We either use TLV or don't... having a mix of TLV and query string options feels really weird. Part of it has to be percent-encoded, part of it doesn't

I suggested NIP-54 cause it can be used with not just http urls but with any, like nostr-specific urls.

In my mind, the event type defines it. In NIP-94 it is the external file. In NIP-95 it's the associated event with base64 data. In an extended NIP-23 or NIP-51, it could be part of the content.

Yes you are right I will strike out that part.

[arthurfranca]

We either use TLV or don't... having a mix of TLV and query string options feels really weird. Part of it has to be percent-encoded, part of it doesn't.

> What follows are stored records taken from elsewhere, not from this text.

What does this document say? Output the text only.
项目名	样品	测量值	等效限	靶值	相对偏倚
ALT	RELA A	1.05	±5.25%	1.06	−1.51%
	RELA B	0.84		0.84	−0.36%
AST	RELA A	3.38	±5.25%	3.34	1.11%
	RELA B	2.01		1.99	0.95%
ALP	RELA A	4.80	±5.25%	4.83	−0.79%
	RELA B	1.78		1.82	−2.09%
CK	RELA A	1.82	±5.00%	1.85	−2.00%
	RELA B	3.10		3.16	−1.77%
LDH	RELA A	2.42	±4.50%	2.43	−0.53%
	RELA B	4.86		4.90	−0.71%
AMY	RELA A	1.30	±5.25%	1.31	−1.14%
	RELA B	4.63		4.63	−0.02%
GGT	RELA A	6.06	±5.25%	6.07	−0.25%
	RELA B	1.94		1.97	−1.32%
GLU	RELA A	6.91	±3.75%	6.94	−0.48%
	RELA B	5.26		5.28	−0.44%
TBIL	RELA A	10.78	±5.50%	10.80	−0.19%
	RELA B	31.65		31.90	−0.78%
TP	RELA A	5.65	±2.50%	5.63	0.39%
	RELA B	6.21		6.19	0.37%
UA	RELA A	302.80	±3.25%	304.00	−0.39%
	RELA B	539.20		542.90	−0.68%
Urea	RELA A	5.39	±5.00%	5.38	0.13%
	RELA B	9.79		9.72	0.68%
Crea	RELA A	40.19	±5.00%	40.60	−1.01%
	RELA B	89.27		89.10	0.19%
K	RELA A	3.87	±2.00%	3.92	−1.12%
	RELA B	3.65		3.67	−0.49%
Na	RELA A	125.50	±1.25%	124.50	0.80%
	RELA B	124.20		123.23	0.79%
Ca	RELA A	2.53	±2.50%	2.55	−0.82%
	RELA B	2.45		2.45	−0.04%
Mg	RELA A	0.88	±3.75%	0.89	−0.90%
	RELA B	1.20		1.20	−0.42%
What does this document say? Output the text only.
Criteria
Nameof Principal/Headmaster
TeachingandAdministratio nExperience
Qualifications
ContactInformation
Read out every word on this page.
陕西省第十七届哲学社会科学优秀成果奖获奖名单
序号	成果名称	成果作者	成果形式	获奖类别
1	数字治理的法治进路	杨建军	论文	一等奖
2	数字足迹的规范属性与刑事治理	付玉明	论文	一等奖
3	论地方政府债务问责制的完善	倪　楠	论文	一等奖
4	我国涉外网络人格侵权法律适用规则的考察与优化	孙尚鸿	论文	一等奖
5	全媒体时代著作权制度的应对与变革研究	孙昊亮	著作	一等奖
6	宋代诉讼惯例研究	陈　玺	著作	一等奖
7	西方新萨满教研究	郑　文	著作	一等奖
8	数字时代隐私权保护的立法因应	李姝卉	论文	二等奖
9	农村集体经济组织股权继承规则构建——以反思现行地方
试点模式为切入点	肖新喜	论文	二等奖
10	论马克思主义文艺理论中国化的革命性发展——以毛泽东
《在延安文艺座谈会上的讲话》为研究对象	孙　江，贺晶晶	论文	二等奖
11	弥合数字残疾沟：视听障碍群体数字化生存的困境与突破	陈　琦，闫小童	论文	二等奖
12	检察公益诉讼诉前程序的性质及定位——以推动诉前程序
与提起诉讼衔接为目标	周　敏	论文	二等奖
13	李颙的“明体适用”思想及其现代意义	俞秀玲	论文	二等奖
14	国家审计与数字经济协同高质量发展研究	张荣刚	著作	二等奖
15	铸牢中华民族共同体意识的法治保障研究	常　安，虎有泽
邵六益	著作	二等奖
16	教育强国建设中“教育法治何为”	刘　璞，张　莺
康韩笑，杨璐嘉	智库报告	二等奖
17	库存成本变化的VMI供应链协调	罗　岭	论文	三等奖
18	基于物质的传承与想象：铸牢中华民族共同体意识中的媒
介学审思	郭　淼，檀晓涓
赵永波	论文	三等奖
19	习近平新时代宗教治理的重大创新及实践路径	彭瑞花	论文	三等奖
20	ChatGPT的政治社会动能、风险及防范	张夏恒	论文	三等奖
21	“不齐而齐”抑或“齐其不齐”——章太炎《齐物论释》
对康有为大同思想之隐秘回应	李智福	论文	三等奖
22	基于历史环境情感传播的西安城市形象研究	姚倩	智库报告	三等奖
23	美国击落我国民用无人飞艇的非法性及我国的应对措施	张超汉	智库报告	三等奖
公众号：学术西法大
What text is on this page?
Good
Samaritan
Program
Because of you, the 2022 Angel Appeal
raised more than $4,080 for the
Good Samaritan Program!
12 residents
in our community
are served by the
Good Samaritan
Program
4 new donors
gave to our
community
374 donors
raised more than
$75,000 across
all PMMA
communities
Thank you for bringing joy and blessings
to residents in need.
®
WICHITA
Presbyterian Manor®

Maybe another down side of TLV is that each new field needs to be added to NIP-19 spec, which may demand parsing libs to be updated. While NIP-54 allows for NIP-94 and all w3c or proprietary fragments fields and, as such, fragment parsing libs shouldn't assume a fixed set of fields.

[vitorpamplona]

Closing this because:

1. User research pointed us to the expectation that "anyone with link" is not a good security model for DMs. It content should be encrypted to the receiver only.
2. Stale: it doesn't look like anyone else needs this for now.